Step 2: Roland TB-303 synths are triggered using an internal step sequencer, so to replicate this feel, you’re going to need to limit yourself to using straight 1/16th notes. Create a single-bar MIDI part in Live and create a simple pattern like the one we’ve used here.
Adding the glide
Step 3: To get the characteristic 303 glide, lengthen one of the notes so that it overlaps with the successive note, as we have here. Note the portamento effect that is introduced when we do this. The amount of time between notes is controlled with CM-303’s Glide knob.
Brightening the sound
Step 4: Currently, the sound is quite dull. Turning up the Cut knob will make the riff sound brighter, but let’s use the Env knob instead. This controls the amplitude of the filter cutoff envelope. Turning it up to full makes the effect much more pronounced.
Step 5: The filter cutoff envelope is extremely simple, and features a single decay control that either tightens or loosens its effect. Sweep the Decay knob to get a feel for how it changes the sound. When you’re done, leave it on 36%, as we have here.
Step 6: To get that characteristic high-end acid squelch, simply turn up the Res (resonance) knob. This boosts the frequencies around the cutoff point, making the movement of the filter even more apparent. Set the resonance to 70% and sweep the cutoff up and down – now that’s acid!
Step 7: To make a rawer, dirtier riff, drag Live’s Saturator effect onto the MIDI track and turn up the Drive knob to 20dB. With the Cut set to full and the Res at zero, this will give you a satisfying, nasty, aggressive distorted, sawtooth sound. Once you’ve had enough, bypass the effect.
Step 8: To get a bouncy acid bass, turn the Res and Cut all the way down and change the Wave (shape) from sawtooth to square in the bottom left-hand corner of the interface.
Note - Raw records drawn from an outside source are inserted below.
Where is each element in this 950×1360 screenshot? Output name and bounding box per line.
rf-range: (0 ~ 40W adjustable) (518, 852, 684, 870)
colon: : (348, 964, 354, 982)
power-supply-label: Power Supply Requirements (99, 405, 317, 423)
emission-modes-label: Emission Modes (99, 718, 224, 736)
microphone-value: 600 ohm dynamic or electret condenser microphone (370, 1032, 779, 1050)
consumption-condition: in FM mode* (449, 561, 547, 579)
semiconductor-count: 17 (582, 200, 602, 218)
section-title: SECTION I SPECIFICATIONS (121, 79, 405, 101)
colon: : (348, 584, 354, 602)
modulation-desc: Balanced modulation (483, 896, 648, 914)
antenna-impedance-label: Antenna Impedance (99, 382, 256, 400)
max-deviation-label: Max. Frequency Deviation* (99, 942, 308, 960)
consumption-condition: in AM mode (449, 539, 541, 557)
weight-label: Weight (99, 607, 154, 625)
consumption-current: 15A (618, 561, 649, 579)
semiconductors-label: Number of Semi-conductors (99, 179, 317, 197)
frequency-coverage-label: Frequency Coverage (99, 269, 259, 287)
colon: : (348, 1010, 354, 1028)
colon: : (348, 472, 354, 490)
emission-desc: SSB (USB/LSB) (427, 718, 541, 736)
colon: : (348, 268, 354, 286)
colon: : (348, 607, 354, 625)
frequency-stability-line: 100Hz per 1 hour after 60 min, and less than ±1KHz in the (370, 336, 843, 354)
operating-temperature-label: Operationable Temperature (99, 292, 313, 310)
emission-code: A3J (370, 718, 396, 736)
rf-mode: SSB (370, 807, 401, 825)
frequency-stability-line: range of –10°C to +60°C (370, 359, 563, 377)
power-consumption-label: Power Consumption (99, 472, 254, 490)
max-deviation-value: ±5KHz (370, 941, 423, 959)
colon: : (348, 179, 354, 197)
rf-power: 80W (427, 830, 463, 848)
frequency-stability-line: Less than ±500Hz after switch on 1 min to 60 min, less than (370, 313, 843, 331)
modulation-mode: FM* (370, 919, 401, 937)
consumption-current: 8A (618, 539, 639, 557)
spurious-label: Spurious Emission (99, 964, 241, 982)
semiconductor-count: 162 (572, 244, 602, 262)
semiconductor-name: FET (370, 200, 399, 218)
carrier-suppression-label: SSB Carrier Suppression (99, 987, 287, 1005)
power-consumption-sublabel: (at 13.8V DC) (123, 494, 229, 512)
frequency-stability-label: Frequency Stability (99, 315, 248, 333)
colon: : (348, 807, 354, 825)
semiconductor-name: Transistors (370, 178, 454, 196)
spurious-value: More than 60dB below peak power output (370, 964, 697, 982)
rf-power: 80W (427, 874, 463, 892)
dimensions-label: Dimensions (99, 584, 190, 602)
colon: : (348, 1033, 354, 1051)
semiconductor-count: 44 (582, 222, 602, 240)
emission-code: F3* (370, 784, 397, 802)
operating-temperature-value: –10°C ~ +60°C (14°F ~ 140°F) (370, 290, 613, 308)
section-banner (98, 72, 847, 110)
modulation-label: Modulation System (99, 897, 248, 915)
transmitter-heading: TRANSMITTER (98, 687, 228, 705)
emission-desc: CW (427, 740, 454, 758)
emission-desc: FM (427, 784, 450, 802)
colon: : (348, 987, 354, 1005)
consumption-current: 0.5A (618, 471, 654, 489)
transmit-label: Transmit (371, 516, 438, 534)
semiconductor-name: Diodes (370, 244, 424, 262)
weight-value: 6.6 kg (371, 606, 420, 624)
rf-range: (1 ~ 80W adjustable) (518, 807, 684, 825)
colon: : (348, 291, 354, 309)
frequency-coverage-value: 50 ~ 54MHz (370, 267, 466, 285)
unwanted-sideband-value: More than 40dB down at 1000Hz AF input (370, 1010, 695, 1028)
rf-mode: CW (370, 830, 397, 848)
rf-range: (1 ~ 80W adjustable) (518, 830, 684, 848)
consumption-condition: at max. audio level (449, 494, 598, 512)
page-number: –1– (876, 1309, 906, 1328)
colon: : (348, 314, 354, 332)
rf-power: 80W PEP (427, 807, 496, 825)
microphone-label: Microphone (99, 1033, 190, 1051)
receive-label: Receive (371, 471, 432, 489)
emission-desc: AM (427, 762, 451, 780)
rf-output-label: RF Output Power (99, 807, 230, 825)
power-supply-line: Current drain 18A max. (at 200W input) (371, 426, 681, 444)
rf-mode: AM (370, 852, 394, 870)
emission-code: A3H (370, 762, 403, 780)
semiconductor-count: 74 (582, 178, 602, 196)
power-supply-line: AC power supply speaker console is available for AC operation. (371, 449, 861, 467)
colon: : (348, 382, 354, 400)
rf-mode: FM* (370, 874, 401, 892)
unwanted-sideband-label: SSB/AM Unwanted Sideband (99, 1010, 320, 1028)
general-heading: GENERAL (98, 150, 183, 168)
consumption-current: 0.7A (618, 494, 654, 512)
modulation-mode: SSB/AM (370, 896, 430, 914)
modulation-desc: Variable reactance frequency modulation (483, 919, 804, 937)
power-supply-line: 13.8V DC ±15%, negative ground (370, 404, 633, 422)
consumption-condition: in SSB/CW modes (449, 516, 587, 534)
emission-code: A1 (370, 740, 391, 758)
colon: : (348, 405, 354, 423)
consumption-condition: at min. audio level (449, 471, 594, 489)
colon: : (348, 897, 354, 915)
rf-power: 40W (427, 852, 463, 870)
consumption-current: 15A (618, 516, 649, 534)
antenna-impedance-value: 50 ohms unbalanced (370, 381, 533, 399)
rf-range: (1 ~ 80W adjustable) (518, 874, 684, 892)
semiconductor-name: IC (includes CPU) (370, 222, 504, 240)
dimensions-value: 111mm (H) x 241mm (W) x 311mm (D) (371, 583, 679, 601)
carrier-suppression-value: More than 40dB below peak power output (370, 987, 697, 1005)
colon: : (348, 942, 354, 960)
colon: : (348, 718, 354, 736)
The square shape isn’t as cutting as the saw, but it has a fuller low-end, which is perfect for bouncy bass.
Tuning and doubling
Step 9: Note that it’s possible to change both the coarse and fine tuning of the instrument using the Tune panel in the top left-hand corner of the interface. To get a fatter sound, you could layer up two CM-303s playing the same part, one set to sawtooth, the other to square. Then, set the fine tune and relative levels to get the exact sound you’re after.